Unfortunately, depression is a woolly word. It seems quite likely that a woman's body may produce depression symptoms as her hormones readjust after birth. That would go away once her system had re-balanced. The fact that it so often doesn't re-balance spontaneously suggests that she's not getting enough downtime - which seems pretty likely in today's world! Perhaps nature meant her to cwtch up with baby for several weeks, being waited on by friends & family while her system reconfigures itself. Perhaps PND is the body's attempt to force sufficient downtime?

LeninGrad · 20/11/2010 19:26

This reply has been deleted

Message withdrawn at poster's request.

earwicga · 20/11/2010 20:02

Lenin - that is what I meant by 'free choice'. If choice were free then there would be no need to take self-defeating choices.

msrisotto · 21/11/2010 15:53

It isn't solely caused by hormonal imbalances though, there is usually an external trigger to depression. Depression can be seen in hormone imbalances but still, you can't say they alone cause it.

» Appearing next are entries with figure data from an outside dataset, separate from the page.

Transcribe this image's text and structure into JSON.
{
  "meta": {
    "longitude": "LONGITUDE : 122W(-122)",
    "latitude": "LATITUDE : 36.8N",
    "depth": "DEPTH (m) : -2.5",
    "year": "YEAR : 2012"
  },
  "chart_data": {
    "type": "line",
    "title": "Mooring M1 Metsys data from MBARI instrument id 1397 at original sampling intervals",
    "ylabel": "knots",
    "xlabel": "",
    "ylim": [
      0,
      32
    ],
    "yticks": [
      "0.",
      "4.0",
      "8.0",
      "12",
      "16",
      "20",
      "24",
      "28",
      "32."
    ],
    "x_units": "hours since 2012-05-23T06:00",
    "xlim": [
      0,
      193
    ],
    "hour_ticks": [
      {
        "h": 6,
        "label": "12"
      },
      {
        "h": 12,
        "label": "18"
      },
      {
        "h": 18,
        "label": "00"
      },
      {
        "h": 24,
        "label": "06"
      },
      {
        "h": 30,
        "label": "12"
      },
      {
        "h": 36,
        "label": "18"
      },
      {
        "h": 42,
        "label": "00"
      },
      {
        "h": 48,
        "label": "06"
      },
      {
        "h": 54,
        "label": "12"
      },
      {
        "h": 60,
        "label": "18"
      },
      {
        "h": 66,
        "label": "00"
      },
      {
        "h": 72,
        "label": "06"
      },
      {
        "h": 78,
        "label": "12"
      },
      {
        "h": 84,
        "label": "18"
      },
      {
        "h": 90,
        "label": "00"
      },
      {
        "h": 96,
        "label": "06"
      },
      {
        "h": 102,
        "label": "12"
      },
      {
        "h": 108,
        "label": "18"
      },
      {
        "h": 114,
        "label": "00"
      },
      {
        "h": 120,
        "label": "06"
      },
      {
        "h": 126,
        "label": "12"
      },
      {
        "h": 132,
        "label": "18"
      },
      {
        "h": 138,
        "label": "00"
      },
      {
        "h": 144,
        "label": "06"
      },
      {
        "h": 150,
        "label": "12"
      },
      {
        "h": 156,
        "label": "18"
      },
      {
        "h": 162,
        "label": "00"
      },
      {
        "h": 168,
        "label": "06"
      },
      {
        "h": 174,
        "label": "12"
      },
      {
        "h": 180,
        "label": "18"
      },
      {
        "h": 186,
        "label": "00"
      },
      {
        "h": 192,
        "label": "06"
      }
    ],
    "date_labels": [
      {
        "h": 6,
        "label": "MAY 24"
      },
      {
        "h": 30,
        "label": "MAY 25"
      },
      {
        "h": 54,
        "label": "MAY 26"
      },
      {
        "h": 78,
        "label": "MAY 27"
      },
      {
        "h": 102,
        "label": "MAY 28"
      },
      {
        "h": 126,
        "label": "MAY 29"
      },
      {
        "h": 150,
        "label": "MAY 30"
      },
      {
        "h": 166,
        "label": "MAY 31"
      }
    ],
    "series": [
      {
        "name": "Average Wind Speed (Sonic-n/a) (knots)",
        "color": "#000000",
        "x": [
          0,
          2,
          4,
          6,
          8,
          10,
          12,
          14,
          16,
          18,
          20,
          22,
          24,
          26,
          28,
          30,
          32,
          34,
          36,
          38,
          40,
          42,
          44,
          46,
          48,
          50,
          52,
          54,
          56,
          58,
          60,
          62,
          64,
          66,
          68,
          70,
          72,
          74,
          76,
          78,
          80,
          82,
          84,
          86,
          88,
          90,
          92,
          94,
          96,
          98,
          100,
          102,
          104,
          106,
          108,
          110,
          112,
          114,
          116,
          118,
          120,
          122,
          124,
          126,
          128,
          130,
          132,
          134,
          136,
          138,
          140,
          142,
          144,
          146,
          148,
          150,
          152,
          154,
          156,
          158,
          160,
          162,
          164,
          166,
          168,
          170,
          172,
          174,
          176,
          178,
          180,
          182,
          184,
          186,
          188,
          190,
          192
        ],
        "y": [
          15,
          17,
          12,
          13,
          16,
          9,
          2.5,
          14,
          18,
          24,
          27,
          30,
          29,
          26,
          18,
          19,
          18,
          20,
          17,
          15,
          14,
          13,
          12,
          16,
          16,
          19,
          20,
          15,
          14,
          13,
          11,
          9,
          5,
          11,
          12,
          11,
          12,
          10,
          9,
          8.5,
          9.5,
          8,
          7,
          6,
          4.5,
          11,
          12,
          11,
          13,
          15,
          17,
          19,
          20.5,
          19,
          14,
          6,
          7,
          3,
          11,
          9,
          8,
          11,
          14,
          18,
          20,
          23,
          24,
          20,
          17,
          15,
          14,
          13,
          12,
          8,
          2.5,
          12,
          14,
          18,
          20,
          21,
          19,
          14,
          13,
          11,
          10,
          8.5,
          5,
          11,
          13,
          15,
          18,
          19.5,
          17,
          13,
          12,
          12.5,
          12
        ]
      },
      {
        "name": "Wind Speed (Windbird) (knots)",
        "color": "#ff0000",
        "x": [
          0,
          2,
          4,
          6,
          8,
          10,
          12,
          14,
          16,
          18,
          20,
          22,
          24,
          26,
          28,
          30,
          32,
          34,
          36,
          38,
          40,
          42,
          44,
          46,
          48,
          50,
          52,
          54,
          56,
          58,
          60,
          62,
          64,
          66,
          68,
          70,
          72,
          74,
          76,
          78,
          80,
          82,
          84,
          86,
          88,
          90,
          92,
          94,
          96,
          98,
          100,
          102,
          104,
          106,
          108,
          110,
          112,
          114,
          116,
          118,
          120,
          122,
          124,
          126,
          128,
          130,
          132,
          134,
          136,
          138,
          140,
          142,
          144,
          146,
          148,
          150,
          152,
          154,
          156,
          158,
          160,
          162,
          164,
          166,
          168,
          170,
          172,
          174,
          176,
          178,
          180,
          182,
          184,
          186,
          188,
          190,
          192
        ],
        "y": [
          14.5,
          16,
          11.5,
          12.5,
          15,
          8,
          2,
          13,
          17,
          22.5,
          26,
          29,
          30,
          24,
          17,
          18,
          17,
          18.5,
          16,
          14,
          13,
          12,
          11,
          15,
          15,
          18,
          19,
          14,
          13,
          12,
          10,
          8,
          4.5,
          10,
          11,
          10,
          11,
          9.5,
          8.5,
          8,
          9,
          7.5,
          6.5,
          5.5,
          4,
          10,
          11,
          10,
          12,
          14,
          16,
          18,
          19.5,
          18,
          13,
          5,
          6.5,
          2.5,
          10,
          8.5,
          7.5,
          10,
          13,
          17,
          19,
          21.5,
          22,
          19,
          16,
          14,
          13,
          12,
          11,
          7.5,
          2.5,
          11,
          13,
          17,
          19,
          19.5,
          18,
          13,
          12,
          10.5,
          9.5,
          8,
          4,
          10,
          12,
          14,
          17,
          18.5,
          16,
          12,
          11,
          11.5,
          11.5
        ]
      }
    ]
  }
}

AdelaofBlois · 21/11/2010 16:56

Lots of interesting posts and mini-thread here, so apologies for only repsonding to the OP.

As I (on the outside) see it many feminists wouold reject much of the science on those differences, and all would consider them overplayed, and belonging on a spectrum rather than a rigid male/female divide. I'd agree, but lots of posts already on this.

But, to return to your point, even if you accept sex difference, the question most feminists would pose is the generalisation. My partner gave birth to and breast fed our children for example, and felt physical sickness when DS2 went to nursery, which she linked to the experience of birth, and regret that he weaned so soon afterwards. I felt similar violent physical sickness after DS1 left my care to go to nursery, but put it down to context (missing caring for him full time). Her experience is rooted in her body and mine isn't, and it would be foolish to deny this. But she wouldn't claim this was natural to all women. So there is, I would suggest, room to accept individual narratives of difference without accepting them as general.

But the real worry is that we simply have too few genes, and too little time, for most differences to be explicable genetically given the cliched roles. If you accept difference, it still doesn't explain those roles. So, to take examples whose conclusions I wouldn't share, if men are better at spatial awareness why aren't they typically stacking small cupboards with weekly shops? If women are better at interpreting simultaneous complex visual signals (empathy from faces is this, unless you belive in telepathy) why aren't they typically air traffic controllers and football managers? And if they are better at 'nurturing' why not Army trainibng instructors? Or, if they have lower boredom thresholds (S B-C uses this to explain housework) why are so many traditional male jobs in hevay industry repetitive and boring (much more so than housework)? It's these questions that often aren't asked becasue it's dangerous to accept the difference, but there is room for syaing 'OK, that's a difference', but does that really exaplin, are there really no 'male' or 'female' roles which display that too?

ISNT · 21/11/2010 17:09

Simon baron-cohen says that women have higher boredom thresholds and this is - what - why they are better at housework/don't mind it as much as men/what does he say?

Never heard this one before. Have fingers poised to type outraged rant Wink

Agree with your post.

It's interesting though, that things that I would think that most people would understand as common sense and self-evident (just because some people are a certain way doesn't mean that everyone who shares a trait with them gender/race/religion/hair colour/whatever is automatically the same way).

MrsClown · 21/11/2010 17:33

I think there are genetic differences between men and women. For example men are physically stronger than women in general. Women are better communicators. Its the fact that people think that because men are stronger they are superior that annoys me. Just because we are different it doesnt mean we arent equal.